18:00 . To be honest I accidentally ended up here – I did not want to change the world or something. I had no intention of even going abroad since I thought life in Finland was kind of okay. But then I got an offer I became an economist at the Commission. You are right, technically I am like a messenger, since what I am doing is representing my country that is true – I get the political line from Helsinki and I interpret this to my colleagues in the EU sphere. My job entails a lot of communication : explaining to people what we want and trying to understand what they want, and communication is super difficult, especially that I need to communicate something not so easy to sell. (economics). It is also super difficult for the commission to communicate what’s going on to the outside world, or to other member states.

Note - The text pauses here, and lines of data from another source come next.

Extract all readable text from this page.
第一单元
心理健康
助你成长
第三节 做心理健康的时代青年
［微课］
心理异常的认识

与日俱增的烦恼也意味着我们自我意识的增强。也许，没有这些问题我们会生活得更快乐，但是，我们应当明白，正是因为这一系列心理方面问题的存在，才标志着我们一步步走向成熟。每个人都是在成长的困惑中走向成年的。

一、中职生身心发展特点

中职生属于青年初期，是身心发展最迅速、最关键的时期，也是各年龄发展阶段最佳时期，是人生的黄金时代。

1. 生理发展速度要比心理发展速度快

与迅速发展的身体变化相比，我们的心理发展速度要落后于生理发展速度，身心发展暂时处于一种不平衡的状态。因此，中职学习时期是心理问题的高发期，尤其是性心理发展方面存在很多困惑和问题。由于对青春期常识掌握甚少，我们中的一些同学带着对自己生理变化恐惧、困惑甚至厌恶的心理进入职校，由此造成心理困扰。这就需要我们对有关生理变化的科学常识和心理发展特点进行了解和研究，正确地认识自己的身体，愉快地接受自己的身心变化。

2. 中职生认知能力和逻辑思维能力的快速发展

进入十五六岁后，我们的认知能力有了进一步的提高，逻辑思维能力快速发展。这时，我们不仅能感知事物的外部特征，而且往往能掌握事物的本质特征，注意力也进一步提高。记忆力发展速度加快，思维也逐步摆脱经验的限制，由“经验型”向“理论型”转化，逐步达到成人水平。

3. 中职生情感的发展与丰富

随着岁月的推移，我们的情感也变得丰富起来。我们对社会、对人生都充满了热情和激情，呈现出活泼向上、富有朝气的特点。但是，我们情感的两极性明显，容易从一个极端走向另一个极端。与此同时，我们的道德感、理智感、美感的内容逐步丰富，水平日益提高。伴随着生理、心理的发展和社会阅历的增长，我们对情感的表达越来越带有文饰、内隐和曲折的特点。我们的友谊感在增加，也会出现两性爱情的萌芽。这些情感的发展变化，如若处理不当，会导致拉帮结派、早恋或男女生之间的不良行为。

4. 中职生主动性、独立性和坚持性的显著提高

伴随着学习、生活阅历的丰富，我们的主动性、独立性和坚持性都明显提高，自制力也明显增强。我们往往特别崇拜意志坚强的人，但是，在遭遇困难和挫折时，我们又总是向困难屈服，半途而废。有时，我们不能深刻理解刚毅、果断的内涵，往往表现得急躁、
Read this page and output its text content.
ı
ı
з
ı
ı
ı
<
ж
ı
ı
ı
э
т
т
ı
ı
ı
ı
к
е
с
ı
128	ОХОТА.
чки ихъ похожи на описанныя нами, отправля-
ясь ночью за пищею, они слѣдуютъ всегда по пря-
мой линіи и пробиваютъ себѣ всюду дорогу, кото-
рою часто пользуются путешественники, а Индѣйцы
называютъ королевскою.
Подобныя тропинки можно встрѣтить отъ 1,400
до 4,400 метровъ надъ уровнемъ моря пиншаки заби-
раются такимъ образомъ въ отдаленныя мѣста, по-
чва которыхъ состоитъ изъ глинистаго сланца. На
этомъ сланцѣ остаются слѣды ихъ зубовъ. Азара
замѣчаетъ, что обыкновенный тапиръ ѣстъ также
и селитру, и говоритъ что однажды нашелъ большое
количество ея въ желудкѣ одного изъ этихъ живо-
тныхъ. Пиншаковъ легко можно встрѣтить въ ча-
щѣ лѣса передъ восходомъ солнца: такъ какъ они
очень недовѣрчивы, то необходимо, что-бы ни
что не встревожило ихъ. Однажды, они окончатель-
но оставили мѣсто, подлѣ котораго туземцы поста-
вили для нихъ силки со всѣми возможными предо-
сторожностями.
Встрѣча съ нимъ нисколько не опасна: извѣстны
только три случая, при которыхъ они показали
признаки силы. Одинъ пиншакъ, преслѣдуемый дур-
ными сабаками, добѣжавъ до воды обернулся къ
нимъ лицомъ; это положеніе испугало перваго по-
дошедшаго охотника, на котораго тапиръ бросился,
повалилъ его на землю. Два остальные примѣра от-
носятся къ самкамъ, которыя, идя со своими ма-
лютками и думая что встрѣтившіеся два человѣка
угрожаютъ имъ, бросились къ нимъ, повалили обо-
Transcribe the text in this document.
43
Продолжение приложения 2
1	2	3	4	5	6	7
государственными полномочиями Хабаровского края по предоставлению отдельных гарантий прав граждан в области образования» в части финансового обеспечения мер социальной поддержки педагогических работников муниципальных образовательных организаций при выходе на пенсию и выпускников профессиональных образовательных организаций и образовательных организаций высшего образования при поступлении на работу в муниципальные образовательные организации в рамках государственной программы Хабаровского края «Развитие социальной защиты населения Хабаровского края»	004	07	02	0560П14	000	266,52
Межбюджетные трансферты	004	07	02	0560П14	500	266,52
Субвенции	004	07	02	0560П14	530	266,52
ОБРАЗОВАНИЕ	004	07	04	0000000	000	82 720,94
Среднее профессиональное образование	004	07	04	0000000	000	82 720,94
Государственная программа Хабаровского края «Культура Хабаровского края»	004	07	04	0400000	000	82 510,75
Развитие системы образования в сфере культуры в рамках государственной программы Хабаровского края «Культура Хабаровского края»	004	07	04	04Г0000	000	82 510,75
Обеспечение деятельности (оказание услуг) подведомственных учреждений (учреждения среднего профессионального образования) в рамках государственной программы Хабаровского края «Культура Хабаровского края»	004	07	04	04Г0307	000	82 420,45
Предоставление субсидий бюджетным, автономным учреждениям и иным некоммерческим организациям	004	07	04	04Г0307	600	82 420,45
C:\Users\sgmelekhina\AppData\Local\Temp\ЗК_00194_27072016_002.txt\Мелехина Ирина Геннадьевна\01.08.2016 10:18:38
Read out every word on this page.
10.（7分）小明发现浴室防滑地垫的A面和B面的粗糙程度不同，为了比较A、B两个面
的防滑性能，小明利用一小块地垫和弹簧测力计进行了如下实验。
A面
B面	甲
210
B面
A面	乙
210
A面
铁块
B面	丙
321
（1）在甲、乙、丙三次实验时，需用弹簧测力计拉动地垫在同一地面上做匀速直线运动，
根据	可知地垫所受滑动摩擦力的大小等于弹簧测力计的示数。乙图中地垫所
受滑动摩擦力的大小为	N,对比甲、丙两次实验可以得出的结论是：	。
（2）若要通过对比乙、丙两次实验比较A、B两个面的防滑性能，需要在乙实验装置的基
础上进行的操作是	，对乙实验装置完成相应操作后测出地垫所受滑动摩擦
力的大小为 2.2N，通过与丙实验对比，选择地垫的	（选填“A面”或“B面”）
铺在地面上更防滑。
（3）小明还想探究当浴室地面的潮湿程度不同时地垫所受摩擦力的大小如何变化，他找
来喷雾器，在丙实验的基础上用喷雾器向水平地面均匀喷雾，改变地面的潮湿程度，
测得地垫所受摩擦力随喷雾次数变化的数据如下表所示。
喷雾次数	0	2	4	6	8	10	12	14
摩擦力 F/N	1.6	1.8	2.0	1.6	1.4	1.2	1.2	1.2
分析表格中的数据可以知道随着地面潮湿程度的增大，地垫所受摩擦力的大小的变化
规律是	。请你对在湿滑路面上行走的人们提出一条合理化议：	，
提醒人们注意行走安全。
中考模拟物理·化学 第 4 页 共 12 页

So far I have always refused to prepare notes before a meeting, but at the same time I find speaking in meetings quite scary. I always felt, if I’m an expert in my field then I would be able to talk about the issue that has been on my table 24/7. But what if I’m out of the situation for a minute and then I say something off topic ? It is scary to say something ‘on behalf of my country’, especially if it is the wrong thing ! I get stressed that if I raise my eyes from the paper I will basically see the other 27 member states looking at me and writing down what I say. That is scary !
So, I started preparing notes, like everyone else. I hate it but I feel I have to. I simply wish there were less interventions and more dialogues in meetings. Sometimes I attend meetings where I feel people don’t understand each other at all. I don’t know if it is a language issue , it may be an issue of people reciting words they have prepared but that no one else understands. The conversation is missing, there is no dialogue as I’d like it to be. How can we properly work together if there is no dialogue ?
Hey – maybe I simply haven’t seen where the dialogue takes place ! Or maybe my dialogue skills are so lousy that I don’t recognise when it happens. (He laughs)
I wish it was more like: there is no agenda, we just talk to each other and not just talk. I say something you say something, we move from one topic to another exactly like it is right now : you and me.